For the Predictive validity, it correlates test scores with criterion scores which obtained in the future. It means that the scores or data are obtained in different time. For example, Employment Test used to measure the performances of employee in a company or organization. At first, researchers give the test to employee and after six months, the supervisors asked to give evaluation to the performances of employee. Then, researchers compare the test scores and supervisors’ rating scores to see the level of validity. The difference between Concurrent and Predictive validity is the time frame used to obtain the data and scores.
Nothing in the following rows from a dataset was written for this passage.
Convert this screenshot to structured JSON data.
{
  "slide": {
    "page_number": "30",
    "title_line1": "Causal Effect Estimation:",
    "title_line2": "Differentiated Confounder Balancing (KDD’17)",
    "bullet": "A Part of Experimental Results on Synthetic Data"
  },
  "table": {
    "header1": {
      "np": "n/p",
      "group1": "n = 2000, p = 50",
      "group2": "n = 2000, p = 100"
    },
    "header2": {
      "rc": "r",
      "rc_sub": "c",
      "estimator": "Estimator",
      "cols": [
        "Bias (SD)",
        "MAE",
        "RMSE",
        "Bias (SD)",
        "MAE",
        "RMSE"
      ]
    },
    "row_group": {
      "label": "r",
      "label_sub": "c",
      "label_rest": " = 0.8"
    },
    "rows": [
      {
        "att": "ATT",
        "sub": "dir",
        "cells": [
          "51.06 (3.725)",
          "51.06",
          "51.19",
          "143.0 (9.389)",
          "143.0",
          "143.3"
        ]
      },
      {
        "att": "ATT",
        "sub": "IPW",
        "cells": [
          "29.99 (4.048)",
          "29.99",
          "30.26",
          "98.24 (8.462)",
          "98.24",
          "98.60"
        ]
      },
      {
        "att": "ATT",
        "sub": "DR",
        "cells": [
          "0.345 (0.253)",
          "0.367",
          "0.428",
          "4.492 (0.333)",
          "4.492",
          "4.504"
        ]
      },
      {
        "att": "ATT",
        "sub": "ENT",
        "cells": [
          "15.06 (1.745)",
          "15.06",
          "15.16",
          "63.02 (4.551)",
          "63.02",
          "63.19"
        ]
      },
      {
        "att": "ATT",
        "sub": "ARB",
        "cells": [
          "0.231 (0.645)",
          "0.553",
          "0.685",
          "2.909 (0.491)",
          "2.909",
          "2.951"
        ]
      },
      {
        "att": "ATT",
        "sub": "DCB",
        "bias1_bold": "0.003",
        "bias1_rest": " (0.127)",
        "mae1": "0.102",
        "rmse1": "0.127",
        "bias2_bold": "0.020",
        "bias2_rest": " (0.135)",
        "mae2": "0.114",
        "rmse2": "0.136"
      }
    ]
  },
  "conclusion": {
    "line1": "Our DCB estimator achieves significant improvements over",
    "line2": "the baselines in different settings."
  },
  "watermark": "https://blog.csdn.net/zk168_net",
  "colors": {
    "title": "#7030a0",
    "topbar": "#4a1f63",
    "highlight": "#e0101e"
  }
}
For Construct validity, construct is a theoretical, intangible quality or trait in which individuals differ. It is abstract and hard to be measured. Thus, it needs some indicators or signs to represent it. A construct is a collection of related behaviors that can represent the things that researcher want to measure. Construct validity is evidence that an idea or concept is being measured by a test (Neukrug & Fawcett, 2006).
For example, depression is a construct and it manifested by some behaviors such as lethargy, difficulty concentrate and loss of appetite. Homogeneity refers to a test measure a single construct. Homogeneous refers to the single component or subtest in a Homogeneity test. The purpose of homogeneity is selecting items which potential to form a homogeneous scale.
Convergent validity defined as a test highly correlates with other variables which have same or overlap constructs. For example, researchers would like to take the Beck Depression Inventory-II (BDI-II) to compare with others tests which have same variables as well. The result shows that, BDI-II has high correlation with Scale for Suicide Ideation (r =.37); Beck Hopelessness Scale (r = .68); Hamilton Psychiatric Rating Scale for Depression (r =.71); and Hamilton Rating Scale for Anxiety (r =.47). Lastly, for the Discriminant validity, it means that a test does not correlate with the variables or test which are not measure the different variables or constructs.
Relationship between Reliability and Validity
A good validity need to have good reliability established first. However, a good reliability does not lead to a good validity. A good reliability only reflex that the scores in a measurement is appeared consistently.
A good validity may leads to reliability. When the measurement or test tends to measure what researchers tend to measure, the validity occurred and thus the reliability occurred also. In a test, reliability is necessary but not sufficient for validity. In other words, measure can be reliable but not valid; valid measures must be reliable, however.